Mary Robinson è stata presidentessa della Repubblica d’Irlanda e subito dopo alta commissaria ONU per i diritti umani, dal 1997 al 2002. È diventata una delle voci più autorevoli nella lotta contro la crisi climatica e sulla giustizia climatica, grazie al suo passato in politica e alla sua fondazione. Il suo mandato all’ONU le ha fatto capire quanto il cambiamento climatico sia strettamente legato alle ingiustizie e disparità mondiali. Infatti, come spiega durante una conferenza all’Università della California a San Diego, le implicazioni della crisi ambientale sulla situazione già precaria dei paesi poveri e in via di sviluppo sono catastrofiche.
Durante la sua vita, ha avuto l’opportunità e il dovere di andare spesso in Africa. Proprio lì, in Uganda, molte donne le hanno spiegato che la scomparsa delle stagioni ha distrutto il loro equilibrio quotidiano: la certezza di poter coltivare e mangiare qualcosa tutti i giorni. Inoltre le alte temperature hanno allontanato le zone in cui sapevano di trovare acqua potabile. Erano sempre state povere, ma conoscevano perfettamente la loro terra e sapevano come sopravvivere in quelle condizioni stabili. Questa situazione colpisce ancora maggiormente le donne perché spesso sono loro a coltivare, procurare e cucinare il cibo per l’intera famiglia.
Alla conferenza sul clima in Rwanda nel 2004, Robinson scoprì che l’intero continente africano contribuisce solo al 4% delle emissioni di gas serra globali. È in quel momento che capì che c’è bisogno della giustizia climatica e di fondazioni come la Mary Robinson Foundation.
La giustizia climatica
Mary Robinson ha scritto Climate Justice. Manifesto per un futuro sostenibile (Donzelli, 2020) basandosi proprio sulle sue missioni in giro per il mondo e ci porta con lei dal Malawi alla Mongolia, dall’Artico alla Tailandia, dall’Uganda all’Australia – tutti paesi in cui alcune o tutte le comunità stanno subendo le prime conseguenze della crisi climatica.
Questo libro è una raccolta di undici storie di persone, soprattutto donne, che lottano ogni giorno per sopravvivere e adattarsi ai cambiamenti ambientali. Ci insegna che è possibile resistere e migliorare la propria situazione anche nelle peggiori condizioni. Tuttavia è una lettura profonda che ci ricorda quanto sia privilegiato l’Occidente e quanti danni abbia fatto a spese altrui. Leggendolo ci si rende conto che lottare contro il cambiamento climatico può essere un bel passatempo per noi, ma è una questione di vita o di morte in quei paesi.

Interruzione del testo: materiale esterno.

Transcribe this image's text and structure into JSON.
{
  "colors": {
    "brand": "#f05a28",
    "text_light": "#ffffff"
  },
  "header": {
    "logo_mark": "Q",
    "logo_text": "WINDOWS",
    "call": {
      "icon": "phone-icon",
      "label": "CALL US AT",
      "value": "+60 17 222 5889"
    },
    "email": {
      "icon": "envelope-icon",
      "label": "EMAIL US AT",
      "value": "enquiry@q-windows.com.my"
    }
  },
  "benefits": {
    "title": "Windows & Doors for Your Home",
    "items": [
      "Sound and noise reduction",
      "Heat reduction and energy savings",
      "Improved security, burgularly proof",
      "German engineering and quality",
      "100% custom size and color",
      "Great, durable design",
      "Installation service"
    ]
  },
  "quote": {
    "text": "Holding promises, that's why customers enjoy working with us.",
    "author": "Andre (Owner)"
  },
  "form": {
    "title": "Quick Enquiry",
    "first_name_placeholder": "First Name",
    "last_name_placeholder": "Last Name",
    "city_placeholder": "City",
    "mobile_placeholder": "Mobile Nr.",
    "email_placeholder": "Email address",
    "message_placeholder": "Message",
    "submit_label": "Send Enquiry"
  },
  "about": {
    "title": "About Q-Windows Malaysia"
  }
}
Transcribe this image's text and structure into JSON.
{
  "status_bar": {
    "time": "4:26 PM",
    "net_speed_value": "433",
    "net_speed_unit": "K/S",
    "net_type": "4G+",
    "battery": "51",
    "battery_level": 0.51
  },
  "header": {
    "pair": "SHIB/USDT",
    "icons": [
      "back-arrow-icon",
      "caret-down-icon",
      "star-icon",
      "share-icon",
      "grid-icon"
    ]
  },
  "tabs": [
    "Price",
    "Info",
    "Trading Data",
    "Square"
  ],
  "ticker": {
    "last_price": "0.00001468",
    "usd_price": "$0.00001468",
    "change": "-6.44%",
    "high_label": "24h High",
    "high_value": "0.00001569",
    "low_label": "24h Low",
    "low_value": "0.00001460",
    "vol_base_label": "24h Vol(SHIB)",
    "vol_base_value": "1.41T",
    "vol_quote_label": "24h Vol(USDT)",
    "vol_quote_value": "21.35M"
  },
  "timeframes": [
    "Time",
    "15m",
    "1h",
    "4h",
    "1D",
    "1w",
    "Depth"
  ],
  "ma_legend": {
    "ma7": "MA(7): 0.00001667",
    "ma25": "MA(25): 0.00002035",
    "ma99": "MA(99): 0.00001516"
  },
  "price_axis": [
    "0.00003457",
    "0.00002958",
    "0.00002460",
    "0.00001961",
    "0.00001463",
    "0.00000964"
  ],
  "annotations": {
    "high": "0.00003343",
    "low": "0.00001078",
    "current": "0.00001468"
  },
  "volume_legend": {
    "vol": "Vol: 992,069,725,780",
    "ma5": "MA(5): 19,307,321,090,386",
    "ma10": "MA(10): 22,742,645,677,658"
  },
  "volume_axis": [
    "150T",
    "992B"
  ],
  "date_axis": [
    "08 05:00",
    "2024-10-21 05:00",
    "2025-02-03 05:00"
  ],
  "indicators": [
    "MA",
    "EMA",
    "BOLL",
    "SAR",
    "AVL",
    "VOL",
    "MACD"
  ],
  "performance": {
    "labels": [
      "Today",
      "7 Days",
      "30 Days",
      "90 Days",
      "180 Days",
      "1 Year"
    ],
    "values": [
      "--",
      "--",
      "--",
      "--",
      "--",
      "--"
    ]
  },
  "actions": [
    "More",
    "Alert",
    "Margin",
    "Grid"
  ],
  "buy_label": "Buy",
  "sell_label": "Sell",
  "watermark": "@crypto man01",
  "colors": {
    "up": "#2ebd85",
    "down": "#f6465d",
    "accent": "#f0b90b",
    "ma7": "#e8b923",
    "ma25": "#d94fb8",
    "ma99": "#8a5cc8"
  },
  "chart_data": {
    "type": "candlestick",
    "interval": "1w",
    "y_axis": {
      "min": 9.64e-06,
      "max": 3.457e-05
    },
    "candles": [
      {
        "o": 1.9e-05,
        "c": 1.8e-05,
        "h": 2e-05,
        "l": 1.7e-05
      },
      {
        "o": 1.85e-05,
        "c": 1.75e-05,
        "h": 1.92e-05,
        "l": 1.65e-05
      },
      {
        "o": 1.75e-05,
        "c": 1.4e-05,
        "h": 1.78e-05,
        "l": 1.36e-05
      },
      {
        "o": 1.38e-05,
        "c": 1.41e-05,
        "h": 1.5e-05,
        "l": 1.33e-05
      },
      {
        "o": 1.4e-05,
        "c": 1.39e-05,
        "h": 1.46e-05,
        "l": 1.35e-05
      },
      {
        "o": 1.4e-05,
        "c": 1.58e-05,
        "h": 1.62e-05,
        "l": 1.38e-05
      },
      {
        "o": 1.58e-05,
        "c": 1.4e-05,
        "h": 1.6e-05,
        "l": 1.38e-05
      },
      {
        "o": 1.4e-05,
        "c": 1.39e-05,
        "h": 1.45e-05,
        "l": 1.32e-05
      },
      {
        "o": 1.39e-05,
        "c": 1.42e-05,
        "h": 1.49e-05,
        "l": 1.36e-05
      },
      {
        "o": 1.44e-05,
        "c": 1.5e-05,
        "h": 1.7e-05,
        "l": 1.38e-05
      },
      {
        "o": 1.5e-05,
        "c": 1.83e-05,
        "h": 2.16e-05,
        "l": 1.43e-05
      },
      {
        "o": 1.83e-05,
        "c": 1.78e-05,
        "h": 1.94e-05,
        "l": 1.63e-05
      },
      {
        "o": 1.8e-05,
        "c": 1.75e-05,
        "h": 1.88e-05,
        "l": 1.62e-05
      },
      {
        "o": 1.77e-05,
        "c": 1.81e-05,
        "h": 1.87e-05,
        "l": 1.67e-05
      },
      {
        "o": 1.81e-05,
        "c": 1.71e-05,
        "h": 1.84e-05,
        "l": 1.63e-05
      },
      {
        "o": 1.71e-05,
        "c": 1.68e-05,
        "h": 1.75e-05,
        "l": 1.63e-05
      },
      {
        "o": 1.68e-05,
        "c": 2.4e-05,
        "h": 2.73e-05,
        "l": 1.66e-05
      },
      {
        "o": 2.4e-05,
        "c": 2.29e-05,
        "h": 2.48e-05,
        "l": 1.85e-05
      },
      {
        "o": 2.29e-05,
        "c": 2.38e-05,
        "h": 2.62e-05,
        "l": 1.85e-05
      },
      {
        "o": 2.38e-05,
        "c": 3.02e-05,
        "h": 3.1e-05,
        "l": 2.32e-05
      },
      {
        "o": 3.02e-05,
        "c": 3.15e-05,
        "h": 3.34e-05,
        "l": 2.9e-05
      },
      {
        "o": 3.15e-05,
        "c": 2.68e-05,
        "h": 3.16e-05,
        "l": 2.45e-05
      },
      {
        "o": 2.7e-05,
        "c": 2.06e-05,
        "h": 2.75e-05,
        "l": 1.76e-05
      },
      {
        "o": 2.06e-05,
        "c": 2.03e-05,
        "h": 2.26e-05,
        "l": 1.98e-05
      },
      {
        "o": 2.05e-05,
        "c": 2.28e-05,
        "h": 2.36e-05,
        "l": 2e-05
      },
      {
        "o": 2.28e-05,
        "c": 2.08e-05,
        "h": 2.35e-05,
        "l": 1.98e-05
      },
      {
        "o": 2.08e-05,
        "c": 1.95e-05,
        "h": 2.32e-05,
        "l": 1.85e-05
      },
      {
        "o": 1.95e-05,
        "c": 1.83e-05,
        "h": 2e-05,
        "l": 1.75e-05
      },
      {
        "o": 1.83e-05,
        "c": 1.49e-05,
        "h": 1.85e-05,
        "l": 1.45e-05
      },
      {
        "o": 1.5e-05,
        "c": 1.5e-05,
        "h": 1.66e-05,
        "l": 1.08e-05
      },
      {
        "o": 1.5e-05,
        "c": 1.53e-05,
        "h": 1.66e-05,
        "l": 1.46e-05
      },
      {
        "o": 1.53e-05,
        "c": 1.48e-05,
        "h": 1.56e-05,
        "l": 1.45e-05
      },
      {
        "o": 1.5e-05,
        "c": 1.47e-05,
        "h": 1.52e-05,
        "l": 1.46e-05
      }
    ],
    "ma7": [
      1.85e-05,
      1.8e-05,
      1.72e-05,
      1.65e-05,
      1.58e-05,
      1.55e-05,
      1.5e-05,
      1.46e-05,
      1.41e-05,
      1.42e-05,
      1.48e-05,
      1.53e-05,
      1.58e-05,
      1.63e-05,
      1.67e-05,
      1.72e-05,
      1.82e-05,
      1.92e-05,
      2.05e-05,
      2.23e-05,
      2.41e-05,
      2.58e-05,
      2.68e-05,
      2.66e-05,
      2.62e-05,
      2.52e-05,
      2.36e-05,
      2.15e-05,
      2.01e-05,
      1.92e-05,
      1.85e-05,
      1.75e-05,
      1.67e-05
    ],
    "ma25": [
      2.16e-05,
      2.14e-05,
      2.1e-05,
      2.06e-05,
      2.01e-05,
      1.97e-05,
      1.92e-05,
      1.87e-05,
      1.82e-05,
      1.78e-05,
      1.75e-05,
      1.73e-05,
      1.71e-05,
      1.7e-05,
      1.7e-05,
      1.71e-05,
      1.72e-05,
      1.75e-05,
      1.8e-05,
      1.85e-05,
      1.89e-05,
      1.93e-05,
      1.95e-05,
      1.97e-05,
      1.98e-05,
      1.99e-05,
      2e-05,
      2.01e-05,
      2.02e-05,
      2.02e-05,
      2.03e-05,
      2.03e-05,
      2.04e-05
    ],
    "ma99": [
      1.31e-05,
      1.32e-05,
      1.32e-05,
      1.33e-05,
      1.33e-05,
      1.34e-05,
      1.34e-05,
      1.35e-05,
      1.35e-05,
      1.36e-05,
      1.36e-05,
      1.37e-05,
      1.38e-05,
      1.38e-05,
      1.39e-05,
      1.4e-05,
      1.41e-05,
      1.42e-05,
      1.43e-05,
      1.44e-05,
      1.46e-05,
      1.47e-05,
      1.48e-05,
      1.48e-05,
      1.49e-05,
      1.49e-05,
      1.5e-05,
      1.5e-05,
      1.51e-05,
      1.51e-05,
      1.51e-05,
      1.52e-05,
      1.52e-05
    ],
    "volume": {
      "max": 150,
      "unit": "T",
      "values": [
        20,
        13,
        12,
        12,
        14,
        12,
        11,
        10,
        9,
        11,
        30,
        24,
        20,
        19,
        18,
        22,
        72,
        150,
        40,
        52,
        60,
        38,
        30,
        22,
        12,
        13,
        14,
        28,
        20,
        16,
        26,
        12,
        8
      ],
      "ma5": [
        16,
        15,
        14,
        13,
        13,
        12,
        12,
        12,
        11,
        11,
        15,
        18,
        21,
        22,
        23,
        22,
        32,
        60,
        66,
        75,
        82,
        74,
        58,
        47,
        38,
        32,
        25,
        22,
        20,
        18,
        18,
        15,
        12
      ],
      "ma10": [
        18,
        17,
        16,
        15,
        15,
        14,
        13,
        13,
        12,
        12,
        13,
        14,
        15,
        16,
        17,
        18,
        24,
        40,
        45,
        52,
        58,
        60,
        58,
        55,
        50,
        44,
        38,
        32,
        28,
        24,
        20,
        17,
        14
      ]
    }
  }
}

Nel suo viaggio, Robinson incontra donne indigene straordinarie, che gettano un po’ di ottimismo su questo tema difficile. Si passa dalla matriarca Sharon Hanshaw, la cui campagna sociale è nata in una piccola città del Mississippi ed è arrivata a essere ascoltata dall’ONU, all’agricoltrice Constance Okollet, che ha trasformato e salvato la sua comunità in Uganda, fino una donna tailandese che combatte giornalmente contro il disboscamento locale. Questi sono solo alcuni esempi di resilienza indigena e, per la maggior parte, femminile.

Cos’è il razzismo ambientale?
A questo punto potreste già intuire il significato del termine “razzismo ambientale”. Si tratta di subire le conseguenze della crisi climatica più severamente a causa della propria etnia, provenienza e posizione sociale. Infatti, anche se questa crisi è una questione globale, non avrà nel breve termine lo stesso effetto su tutti. È stato dimostrato che, anche in questo caso, le minoranze mondiali sono svantaggiate e sono già state colpite per prime e più duramente.
Il cambiamento climatico sta alterando la possibilità di coltivare, pescare o avere accesso all’acqua potabile. Le comunità indigene ormai conoscono benissimo gli effetti catastrofici di questa crisi, tuttavia sono ancora escluse dalle decisioni politiche che li riguardano in prima persona.
In America in particolare comincia a essere evidente il legame tra racial justice e climate justice. Infatti le comunità afroamericane sono quelle più colpite dalle catastrofi ambientali, perché già normalmente faticano ad avere una casa stabile o dei mezzi per evacuare, come un auto privata.
Questa disuguaglianza è inaccettabile e non possiamo permetterci di aspettare che colpisca il mondo sviluppato (già stanno avvenendo incendi e uragani fuori dalla norma) per renderci conto della gravità della situazione. Il mondo è già in fiamme, non c’è più tempo. Attraverso questo libro possiamo capire l’importanza di una giustizia climatica e conoscere realtà lontane da noi, cercare di capire come arginare il problema e apprendere le tecniche di sopravvivenza che probabilmente ci serviranno.